The scheduled called for a tempo run of 5 miles at 6:19 pace. To be safe, I settled on running the first half at marathon pace (6:52) and then transitioning to tempo pace only if I felt comfortable. Because my legs hadn’t run in a couple of days and had not experienced speedwork in a week and a half, they were excited for the opportunity to run fast even if the rest of the body wasn’t. After setting the treadmill to include random inclines at a steady 6:50 pace, I started running. The pace felt hard and fast right from the outset. Although I fought to hold the breathing and heart rate to a comfortable level, it became almost impossible after 0.5 mile. As I was getting disappointed that I was slipping so soon, I puckered down, closed my eyes, and pleaded with the body to just hold on until the end of the mile. As soon as I did I felt the treadmill tilted upward. With my eyes closed, I couldn’t register what was happening so I instinctively told myself to keep the same effort as I opened my eyes in a panic. But before those neuronal impulses became coherent, I inexplicably found myself slipping farther and farther backwards until a second later I found myself running on carpet behind the treadmill! It took me nearly a second to realize that because I had forgotten about the random adjustable incline and because I did not increase my pace in response to that incline, I had just done the most embarrassing thing this side of faking the finish of a marathon – I ran off a treadmill in the middle of a crowded NYC gym. Omigosh! First thought in my head: There should be a giant caption bubble above my head right now with the words “Wanna get away?” Second thought in my head: Is there anyone around who isn’t looking at me right now? Third thought in my head: I’m wearing my San Fran marathon shirt...spectacular…what a shining example of a great marathon runner am I? I didn’t dare look around. But even above the loud ambience of the hundreds of treadmills in operation in that same room and my own headphones pumping out tunes into my ears, I could still hear the muffled giggles and feel the laser stares of a thousand eyes straight on my back. It truly had to be one of the lowest points of my running life!

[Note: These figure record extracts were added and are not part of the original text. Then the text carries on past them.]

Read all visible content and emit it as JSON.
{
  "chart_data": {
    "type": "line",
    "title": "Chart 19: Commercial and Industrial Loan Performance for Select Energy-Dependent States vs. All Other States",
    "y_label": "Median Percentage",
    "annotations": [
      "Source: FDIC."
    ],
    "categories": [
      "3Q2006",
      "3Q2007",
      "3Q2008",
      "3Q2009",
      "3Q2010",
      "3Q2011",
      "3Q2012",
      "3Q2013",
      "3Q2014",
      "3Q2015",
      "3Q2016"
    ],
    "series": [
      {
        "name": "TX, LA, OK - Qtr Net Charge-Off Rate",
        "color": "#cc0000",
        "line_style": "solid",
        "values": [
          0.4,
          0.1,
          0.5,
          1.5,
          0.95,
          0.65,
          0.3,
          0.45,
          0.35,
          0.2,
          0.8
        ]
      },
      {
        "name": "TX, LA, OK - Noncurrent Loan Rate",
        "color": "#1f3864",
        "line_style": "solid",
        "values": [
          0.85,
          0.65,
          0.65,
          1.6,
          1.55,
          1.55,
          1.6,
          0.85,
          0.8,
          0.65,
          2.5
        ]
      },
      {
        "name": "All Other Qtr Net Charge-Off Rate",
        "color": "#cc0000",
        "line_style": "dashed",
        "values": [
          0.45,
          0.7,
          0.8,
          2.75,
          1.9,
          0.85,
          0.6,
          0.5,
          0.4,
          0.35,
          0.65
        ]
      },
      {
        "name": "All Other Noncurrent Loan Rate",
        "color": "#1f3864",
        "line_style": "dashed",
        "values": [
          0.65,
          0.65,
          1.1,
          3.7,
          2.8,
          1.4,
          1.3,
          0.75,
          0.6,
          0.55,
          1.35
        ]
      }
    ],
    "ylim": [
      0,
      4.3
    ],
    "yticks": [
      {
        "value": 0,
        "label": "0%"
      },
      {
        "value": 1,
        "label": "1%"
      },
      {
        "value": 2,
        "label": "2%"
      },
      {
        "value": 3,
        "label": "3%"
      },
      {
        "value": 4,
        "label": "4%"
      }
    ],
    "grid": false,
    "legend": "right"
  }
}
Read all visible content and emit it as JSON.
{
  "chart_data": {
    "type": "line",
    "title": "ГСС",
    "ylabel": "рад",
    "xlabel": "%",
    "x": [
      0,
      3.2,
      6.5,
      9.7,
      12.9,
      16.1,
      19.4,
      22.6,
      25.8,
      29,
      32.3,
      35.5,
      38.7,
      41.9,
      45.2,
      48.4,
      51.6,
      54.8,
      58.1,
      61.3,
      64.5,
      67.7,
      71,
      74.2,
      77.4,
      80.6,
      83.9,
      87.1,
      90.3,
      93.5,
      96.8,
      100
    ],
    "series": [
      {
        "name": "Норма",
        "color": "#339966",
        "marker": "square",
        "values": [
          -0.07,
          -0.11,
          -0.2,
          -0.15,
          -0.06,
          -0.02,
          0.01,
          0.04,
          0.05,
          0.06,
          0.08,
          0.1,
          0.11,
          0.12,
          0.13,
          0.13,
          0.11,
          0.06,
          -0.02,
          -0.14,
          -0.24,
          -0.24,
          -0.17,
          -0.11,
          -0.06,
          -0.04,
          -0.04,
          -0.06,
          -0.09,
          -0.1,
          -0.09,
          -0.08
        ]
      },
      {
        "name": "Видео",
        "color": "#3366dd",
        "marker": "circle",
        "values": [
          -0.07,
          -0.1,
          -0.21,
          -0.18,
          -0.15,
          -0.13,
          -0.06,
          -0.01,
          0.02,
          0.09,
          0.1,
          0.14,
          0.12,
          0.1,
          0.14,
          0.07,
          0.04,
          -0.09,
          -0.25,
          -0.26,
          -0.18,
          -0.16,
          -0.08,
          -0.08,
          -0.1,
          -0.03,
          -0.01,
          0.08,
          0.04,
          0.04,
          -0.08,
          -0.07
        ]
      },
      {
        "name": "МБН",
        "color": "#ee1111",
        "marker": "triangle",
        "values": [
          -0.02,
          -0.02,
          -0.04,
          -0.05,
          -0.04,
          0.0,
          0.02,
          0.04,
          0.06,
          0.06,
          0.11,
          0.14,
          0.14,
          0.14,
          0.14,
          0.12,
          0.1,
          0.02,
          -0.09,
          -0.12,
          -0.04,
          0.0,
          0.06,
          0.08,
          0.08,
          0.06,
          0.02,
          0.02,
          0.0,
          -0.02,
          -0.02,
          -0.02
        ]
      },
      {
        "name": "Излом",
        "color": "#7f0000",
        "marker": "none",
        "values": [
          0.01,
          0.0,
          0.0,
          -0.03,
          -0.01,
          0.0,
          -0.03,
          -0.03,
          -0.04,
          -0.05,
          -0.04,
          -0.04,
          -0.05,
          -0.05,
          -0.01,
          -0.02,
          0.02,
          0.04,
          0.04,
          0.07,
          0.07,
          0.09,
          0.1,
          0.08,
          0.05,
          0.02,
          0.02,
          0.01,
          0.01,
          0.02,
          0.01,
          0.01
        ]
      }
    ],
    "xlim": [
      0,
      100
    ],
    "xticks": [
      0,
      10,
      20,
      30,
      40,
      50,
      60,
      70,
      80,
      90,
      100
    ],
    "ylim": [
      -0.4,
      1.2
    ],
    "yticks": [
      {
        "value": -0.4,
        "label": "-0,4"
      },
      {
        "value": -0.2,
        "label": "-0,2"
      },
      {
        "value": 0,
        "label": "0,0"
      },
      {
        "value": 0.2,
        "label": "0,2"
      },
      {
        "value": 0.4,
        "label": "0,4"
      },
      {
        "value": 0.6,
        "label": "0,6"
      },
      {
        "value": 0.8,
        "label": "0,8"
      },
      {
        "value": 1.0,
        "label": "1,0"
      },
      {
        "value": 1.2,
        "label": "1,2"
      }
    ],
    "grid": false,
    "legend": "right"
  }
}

Somehow, despite the whole fiasco, I had the whereabouts to jump back on the treadmill and power down the machine to a more meaningful speed. I then proceeded to run at that same pedestrian speed for thirty minutes, or as long a period of time as I thought it would take for the rest of the gym to turn over. During that entire time, I didn’t look up, but stared at the flickering red digits on the display until time was up. The funny thing about that run was that I ran so slowly and so evenly that for a long time during it, I forgot that I was still sick. No matter though, the trauma for that night had already been done a long time ago…
So there it is folks. The mystery of the ONE time the treadmill took advantage of my sickness, rejected my running efforts, spat me back out, and left me with my most embarrassing running story ever!
Hope you all enjoyed that because I’m NOT repeating it ever again! Consider it my Passover/Easter present. Have a great weekend everyone!